6.     Study of feasibility of signal multiplexing based on the geometry modulation

20 microns microparticles (Sigma-Aldrich, 74491) were used to test the 4-channel device. The code sequences for the 4 channels are 1010110, 1101100, 0111111, and 1001011. We used three different concentrations for microparticles counting, which are 240/μL, 480/μL and 720/μL. Using the signal multiplexing, results are shown in Fig. 3. The measured particle concentrations were 248.4 ± 11.7, 478.9 ± 45.2 and 702 ± 33.9. The measured particles sizes were 19.36 ± 0.68, 20.09 ± 0.39, and 20.25 ± 0.43. Both the measured concentrations and diameters are in good agreement with the actual particle concentration and sizes (20 ± 0.3 μm).


Figure 3: Comparison of measured and actual MP concentrations and diameters. (a) Concentration comparison. (b) Diameter comparison.


Figure 4: Decoding measured electrical signal step by step. The measured signal was correlated with the standard signals to identify the right code signal that has the maximum auto-correlation peak.
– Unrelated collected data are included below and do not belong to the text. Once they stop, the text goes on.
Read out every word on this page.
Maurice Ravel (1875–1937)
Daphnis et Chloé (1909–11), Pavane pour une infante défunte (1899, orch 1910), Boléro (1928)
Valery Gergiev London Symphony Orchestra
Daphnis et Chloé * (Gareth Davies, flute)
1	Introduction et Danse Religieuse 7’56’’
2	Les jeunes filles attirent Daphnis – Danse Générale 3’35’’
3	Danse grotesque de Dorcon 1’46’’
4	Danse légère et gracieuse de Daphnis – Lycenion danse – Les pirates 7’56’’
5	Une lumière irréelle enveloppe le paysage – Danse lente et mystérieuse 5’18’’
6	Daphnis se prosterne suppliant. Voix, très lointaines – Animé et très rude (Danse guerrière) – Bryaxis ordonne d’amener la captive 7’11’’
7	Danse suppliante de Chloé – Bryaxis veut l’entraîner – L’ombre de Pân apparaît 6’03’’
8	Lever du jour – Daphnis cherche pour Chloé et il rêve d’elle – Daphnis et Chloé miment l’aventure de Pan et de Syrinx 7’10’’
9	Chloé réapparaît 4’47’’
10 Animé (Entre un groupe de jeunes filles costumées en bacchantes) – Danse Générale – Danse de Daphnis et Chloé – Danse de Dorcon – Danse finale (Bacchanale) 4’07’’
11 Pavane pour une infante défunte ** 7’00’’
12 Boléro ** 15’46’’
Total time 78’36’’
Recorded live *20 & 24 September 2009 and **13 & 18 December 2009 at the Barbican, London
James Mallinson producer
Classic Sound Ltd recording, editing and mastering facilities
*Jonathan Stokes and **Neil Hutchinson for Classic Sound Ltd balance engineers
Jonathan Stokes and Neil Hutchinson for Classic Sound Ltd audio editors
For decoding part, we illustrated how this modulation method can demultiplexed the combined electrical signals in Fig. 4. First, we used 4 unique code signals to determine the autocorrelation peak, according to the peak signal interference. Then, the desired signal which has the maximum auto-correlation was subtracted from the original signal (Fig. 4, 1st row). The remaining signal would continue to correlate the different code standard signal until the correlation coefficient was less than 0.4 (weak correlation), which means the residual did not contain any desired code signal (Fig. 4, 3rd row).  Signals from individual channels (with a signature code) can be obtained from the subtracted signals.